Wine & Food

    Recipe: Coconut ice

    16 April 2020

    YUMMMMYYYY! Moochie Mooch Coconut Ice hits the spot. It’s easy and fun to make especially during these times of Coronavirus Creativity. I’ve more time to cook/draw/sing and bop which makes me happy so yaaaaar it’s good to look at the good side of this virus lock down drama dahl-lings! Come mooch bop with me on co co co co co nut ice bop bop bop!!!! Reminds me of the pink Cherry Blossom bopping up at the moment.

    What’s more I’m sure you can find all the simple ingredients in the cup cup cup cup cupboard – stay healthy and safe and enjoy bopping in da kitchen!

    Lots of Wub

    Bip Ling xoxoxo

    Bip Ling’s coconut ice


    450g sweetened condensed milk
    450g icing sugar, sifted + extra for dusting bling bling
    400g desiccated coconut
    Pink Edible food colouring, you can use blue, red, orange, purple – you choose.

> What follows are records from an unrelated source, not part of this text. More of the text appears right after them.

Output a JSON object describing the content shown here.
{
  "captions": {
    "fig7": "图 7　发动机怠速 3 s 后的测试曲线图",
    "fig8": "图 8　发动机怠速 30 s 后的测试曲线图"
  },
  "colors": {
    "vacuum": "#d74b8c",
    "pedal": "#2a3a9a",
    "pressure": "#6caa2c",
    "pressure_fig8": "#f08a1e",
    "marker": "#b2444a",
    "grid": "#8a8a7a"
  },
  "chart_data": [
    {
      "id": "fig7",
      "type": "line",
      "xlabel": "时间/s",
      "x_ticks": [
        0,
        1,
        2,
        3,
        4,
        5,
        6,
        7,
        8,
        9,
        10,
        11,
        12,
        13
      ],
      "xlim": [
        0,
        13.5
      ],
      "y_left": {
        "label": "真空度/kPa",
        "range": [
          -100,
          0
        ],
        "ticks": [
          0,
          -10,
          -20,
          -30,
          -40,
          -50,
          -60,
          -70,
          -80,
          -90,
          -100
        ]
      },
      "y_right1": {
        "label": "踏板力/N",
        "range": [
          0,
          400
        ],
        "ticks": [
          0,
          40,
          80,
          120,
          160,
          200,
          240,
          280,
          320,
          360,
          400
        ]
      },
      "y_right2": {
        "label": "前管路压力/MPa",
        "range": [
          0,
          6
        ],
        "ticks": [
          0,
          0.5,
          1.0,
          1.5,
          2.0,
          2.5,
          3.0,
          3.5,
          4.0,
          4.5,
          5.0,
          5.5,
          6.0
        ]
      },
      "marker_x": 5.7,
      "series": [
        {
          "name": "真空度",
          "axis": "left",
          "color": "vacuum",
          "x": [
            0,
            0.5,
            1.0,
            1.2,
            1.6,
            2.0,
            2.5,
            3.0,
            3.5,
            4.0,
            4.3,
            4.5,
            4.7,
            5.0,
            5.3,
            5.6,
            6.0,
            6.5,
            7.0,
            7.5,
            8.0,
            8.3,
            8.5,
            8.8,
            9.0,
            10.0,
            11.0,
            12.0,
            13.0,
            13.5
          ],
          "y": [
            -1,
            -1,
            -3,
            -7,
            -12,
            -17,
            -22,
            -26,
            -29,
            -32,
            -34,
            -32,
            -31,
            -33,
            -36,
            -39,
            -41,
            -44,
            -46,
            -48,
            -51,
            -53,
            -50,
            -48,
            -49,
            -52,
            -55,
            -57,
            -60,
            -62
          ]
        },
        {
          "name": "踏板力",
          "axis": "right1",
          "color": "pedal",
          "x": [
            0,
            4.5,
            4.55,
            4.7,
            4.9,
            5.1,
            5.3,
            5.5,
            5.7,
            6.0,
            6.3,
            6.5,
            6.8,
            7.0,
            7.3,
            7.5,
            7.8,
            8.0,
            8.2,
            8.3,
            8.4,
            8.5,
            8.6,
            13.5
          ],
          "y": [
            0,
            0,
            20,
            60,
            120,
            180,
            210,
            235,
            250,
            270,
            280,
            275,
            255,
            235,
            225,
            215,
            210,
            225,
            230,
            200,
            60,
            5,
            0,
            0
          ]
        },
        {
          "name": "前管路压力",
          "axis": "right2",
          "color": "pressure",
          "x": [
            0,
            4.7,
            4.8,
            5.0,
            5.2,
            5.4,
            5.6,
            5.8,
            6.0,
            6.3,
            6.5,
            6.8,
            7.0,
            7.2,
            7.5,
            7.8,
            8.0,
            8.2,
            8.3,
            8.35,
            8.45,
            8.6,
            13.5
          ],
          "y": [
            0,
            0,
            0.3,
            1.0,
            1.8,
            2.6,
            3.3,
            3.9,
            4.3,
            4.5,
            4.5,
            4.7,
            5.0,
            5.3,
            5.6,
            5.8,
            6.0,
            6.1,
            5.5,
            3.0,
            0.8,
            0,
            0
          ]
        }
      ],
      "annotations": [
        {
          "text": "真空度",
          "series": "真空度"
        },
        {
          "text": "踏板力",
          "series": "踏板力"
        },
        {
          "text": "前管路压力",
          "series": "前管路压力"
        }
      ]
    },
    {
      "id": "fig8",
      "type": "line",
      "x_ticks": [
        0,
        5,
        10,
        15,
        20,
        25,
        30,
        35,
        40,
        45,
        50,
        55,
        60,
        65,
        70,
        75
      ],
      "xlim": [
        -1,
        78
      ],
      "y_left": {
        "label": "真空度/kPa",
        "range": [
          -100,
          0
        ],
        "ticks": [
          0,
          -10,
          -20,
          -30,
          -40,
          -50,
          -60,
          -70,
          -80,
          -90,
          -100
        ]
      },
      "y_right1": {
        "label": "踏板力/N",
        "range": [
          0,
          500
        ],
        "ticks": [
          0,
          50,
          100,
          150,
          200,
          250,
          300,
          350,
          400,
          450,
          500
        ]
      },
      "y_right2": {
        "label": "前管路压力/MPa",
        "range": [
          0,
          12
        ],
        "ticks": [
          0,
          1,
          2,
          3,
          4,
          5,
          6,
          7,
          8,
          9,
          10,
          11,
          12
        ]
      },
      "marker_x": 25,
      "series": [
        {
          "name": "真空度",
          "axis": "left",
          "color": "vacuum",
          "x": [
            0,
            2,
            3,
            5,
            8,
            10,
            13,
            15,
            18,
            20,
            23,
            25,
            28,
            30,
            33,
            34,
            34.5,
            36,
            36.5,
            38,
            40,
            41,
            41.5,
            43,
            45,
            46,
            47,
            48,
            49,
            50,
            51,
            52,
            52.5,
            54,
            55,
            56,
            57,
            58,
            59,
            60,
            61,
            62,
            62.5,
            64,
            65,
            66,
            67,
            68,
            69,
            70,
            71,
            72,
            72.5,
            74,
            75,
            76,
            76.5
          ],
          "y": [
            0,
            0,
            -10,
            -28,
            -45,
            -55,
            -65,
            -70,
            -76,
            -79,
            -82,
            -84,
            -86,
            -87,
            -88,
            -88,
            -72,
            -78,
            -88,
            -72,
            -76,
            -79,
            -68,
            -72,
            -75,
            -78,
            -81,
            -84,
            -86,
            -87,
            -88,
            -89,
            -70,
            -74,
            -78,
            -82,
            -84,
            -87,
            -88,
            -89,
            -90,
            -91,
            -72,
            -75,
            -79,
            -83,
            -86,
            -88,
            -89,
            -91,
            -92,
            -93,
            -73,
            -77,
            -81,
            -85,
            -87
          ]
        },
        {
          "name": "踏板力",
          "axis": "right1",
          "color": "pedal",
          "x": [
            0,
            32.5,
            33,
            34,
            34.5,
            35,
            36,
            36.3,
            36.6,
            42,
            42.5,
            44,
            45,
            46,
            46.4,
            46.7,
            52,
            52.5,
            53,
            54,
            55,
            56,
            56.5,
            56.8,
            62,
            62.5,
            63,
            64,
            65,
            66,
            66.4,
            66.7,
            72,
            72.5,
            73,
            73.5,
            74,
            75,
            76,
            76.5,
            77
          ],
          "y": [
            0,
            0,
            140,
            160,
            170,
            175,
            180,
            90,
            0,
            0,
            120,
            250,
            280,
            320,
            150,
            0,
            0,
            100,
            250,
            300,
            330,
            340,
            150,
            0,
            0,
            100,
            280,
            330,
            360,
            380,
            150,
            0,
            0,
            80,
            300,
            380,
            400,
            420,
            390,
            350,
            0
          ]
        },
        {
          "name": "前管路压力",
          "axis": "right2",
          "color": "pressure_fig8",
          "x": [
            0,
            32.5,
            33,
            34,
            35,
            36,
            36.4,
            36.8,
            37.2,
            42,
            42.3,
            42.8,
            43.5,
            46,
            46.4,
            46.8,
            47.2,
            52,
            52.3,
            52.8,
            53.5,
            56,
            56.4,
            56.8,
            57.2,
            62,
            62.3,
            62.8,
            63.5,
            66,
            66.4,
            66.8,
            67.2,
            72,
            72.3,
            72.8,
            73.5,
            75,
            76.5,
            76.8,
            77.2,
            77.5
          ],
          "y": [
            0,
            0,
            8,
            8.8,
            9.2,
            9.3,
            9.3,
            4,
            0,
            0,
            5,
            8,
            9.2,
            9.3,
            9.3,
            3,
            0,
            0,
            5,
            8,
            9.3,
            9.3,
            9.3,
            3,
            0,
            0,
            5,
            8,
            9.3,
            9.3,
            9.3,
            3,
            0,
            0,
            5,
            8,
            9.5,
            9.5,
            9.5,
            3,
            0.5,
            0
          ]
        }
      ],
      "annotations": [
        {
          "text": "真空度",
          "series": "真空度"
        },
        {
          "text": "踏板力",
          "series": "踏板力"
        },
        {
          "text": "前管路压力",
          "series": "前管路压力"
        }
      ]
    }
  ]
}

    • Mix together the condensed milk and icing sugar in a large bowl with a mooch wooden spoon. The mixture will get hard and stiff. Work the desiccated coconut into the mix oi oi until it’s well mooched together! YAR! Moochdimension here we come!
    • Half of the mix you want pink (or whatever colour you desire innit yar!) and the other white. Split the mix into two and knead a very small amount of food colouring into one half. Dusty Dust Duuuuussttttt Dust up that cooking board with ice ice baby icing sugar, shape each half into a smooth mooch rectangle (or just mooch shape) and place one on top of da other.
    • Rollin’ roll with a rolling ting pin pin pon pin pon pin pin, re-shaping with your mitts every couple of rolls, until you have a Mooch shape of two-tone coconut ice about 4cm thick.
    • Bop onto a plate and leave on an uncovered over night so it sets.  Cut into squares and enjoy. If you wanna save some for later bop em in an airtight container or bag – hat will make ya sweet treat last for about a month!